Die weitere Handlung ist ein stellenweise amüsanter, stellenweise weniger gelungener Versuch, Frank Capra mit Wes Craven zu verheiraten, einen Weihnachtsfilm als Slasher zu inszenieren. Die Heldin muss erkennen, dass die Welt mit ihr doch etwas besser ist, und gleichzeitig die Schulhierarchie überdenken – die coolen Mitschüler sind, wie üblich, gar nicht so cool, während das Außenseitermädchen, das alle „Spinnerin“ nennen, viel interessanter und menschlicher ist. Gespielt wird sie von der wohl besten jungen Schauspielerin des Films: Jess McLeod.

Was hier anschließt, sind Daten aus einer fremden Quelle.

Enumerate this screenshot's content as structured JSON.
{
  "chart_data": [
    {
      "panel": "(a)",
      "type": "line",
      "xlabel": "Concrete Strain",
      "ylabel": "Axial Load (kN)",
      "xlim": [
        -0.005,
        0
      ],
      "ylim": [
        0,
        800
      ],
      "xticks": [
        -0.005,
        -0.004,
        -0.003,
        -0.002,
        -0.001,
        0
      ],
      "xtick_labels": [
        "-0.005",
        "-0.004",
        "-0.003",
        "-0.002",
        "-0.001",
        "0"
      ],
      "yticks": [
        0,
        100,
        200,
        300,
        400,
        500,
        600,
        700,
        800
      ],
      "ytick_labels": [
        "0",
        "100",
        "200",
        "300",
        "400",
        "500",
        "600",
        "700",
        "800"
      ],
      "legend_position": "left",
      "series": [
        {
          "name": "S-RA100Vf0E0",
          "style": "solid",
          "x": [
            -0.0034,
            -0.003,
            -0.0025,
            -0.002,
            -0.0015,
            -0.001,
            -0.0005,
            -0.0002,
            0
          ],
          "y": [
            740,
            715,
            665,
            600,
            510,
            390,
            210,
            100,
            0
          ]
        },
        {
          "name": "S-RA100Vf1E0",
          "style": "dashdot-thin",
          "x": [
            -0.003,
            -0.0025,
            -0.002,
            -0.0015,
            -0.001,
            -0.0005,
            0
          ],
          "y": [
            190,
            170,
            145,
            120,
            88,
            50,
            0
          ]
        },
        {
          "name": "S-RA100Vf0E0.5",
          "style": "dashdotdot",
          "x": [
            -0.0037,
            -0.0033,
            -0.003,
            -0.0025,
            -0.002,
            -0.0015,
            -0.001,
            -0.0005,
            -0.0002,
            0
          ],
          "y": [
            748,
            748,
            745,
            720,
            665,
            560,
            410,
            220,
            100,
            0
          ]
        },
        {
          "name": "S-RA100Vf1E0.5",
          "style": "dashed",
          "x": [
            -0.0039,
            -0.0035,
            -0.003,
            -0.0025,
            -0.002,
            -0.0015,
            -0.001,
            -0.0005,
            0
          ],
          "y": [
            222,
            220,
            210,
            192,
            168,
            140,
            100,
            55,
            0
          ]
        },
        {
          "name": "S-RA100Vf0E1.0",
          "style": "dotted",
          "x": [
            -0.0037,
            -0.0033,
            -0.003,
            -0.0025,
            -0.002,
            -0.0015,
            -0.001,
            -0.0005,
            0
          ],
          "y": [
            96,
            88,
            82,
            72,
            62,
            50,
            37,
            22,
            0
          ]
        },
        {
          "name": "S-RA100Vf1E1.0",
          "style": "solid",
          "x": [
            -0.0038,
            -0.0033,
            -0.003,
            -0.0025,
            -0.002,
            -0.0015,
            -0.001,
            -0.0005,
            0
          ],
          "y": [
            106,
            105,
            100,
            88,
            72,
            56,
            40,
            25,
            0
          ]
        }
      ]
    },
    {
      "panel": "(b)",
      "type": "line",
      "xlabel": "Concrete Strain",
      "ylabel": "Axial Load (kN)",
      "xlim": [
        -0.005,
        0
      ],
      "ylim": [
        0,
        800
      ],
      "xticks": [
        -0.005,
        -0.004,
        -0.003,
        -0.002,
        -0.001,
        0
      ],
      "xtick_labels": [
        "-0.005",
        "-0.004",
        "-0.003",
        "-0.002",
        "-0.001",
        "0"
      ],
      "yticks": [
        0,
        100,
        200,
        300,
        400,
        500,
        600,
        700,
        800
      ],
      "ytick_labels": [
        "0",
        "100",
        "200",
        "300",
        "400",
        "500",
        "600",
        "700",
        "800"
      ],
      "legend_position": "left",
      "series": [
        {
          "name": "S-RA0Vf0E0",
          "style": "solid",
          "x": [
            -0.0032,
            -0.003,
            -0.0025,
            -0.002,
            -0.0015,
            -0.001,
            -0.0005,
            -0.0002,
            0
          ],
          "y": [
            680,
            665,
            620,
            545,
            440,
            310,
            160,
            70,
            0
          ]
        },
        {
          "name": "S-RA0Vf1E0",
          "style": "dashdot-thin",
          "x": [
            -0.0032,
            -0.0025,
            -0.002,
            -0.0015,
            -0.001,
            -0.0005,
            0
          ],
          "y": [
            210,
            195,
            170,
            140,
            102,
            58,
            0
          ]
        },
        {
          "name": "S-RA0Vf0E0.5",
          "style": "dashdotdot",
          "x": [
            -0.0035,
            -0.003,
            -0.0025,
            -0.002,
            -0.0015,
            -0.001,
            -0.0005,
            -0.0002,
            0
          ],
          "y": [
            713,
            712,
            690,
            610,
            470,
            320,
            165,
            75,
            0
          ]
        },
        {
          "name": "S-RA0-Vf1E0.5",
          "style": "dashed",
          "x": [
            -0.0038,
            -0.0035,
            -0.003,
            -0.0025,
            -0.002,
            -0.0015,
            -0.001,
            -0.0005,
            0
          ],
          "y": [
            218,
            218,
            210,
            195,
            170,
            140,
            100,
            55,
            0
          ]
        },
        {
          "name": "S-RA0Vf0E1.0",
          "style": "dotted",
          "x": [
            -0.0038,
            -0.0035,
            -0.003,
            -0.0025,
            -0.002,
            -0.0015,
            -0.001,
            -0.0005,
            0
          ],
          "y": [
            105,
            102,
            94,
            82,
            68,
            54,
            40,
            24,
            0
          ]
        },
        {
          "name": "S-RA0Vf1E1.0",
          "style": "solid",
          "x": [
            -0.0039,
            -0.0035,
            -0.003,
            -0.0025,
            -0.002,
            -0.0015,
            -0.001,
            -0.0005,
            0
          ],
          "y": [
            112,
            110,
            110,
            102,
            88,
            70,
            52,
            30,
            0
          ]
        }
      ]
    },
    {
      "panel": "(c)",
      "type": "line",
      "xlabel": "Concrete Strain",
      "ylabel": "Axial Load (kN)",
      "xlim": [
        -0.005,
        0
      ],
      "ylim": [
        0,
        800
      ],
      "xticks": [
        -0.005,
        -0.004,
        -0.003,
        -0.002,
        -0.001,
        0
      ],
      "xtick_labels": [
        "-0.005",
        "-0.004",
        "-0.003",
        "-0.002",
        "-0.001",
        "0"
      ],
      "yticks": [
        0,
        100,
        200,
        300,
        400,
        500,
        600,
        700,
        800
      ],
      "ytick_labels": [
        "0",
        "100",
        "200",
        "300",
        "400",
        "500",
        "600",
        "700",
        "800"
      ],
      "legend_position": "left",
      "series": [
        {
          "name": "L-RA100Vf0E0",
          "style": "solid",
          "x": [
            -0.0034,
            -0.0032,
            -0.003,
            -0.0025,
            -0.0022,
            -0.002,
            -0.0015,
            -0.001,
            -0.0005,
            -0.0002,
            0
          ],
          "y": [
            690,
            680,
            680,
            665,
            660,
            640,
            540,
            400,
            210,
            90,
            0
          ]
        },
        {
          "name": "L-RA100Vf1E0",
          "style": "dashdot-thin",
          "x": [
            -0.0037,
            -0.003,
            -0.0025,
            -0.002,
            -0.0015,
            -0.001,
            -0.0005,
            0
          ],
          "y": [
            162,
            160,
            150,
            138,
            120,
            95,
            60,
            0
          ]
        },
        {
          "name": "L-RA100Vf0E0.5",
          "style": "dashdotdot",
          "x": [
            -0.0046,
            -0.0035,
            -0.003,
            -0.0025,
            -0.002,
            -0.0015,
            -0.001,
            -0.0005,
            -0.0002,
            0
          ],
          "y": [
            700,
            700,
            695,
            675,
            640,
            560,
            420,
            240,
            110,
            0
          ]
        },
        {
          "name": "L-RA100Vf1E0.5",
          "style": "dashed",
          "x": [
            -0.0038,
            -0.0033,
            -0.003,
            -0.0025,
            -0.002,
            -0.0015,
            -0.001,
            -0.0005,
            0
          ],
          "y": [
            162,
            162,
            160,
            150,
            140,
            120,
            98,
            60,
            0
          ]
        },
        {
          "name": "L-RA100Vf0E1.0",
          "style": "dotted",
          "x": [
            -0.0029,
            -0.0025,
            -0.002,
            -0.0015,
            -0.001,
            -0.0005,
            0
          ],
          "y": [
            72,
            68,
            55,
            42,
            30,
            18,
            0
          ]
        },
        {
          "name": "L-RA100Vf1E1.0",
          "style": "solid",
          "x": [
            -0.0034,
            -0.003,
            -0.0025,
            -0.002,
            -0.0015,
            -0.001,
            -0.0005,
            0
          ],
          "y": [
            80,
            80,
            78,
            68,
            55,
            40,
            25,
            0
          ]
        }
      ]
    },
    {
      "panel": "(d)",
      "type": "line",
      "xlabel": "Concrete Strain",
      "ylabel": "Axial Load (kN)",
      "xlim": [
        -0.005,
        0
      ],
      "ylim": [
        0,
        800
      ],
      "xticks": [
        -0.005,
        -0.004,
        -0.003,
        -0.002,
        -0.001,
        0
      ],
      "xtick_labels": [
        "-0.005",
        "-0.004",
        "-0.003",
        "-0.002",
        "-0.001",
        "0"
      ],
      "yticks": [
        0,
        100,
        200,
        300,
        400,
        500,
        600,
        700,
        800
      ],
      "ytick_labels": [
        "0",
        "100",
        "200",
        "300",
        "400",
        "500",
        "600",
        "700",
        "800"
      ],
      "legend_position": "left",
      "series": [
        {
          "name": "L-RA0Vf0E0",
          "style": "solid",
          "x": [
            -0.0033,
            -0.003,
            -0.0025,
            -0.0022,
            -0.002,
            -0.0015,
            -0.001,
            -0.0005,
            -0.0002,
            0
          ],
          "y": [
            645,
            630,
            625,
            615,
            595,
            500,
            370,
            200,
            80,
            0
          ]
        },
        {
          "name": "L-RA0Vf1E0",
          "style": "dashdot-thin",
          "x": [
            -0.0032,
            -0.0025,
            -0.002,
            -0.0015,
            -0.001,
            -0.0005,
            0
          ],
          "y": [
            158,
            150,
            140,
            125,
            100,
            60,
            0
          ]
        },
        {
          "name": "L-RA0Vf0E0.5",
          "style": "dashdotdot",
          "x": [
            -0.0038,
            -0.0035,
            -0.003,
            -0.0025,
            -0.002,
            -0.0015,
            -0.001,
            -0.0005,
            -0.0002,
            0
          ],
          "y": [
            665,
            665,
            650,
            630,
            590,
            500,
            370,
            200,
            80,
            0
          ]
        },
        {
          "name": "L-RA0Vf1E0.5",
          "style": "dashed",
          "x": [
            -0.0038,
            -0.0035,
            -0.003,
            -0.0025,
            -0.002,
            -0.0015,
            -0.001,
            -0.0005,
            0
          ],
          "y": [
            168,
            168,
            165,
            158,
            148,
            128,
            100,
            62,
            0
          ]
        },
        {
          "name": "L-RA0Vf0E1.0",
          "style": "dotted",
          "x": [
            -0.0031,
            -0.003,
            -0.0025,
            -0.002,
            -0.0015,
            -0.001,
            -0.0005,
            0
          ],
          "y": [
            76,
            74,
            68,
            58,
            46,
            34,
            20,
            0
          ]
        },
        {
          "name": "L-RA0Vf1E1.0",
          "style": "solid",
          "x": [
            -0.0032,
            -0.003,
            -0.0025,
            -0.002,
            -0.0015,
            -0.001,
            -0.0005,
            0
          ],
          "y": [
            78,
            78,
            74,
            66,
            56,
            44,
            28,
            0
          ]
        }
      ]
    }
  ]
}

Dass ein Film mit einem Mörder auf allen Postern sich als Weihnachtsmelodram entpuppt, ist nicht gerade schockierend. Noch in diesem Jahr erschien , der Slasher-Elemente in „Zurück in die Zukunft“ einbaute, und vor ein paar Jahren war „Happy Deathday“ ein großer Hit (mit dem der Film den Drehbuchautor Michael Kennedy gemeinsam hat), der einen Mörder in „Groundhog Day“ einfügte. Die Hauptfrage bei der Kreuzung eines Slashers mit einem beliebigen anderen Genre ist, ob das Implantat angenommen wurde, ob die Blutgruppen übereinstimmen, ob der Hybrid lebensfähig ist. Mit Einschränkungen: ja, im Großen und Ganzen. Natürlich glänzt „Scream. Die Nacht vor Weihnachten“ nicht mit Originalität, ist nicht besonders lustig und schon gar nicht gruselig, aber es ist ein recht lebendiger Film, er hat Atem und – noch überraschender – ein Herz.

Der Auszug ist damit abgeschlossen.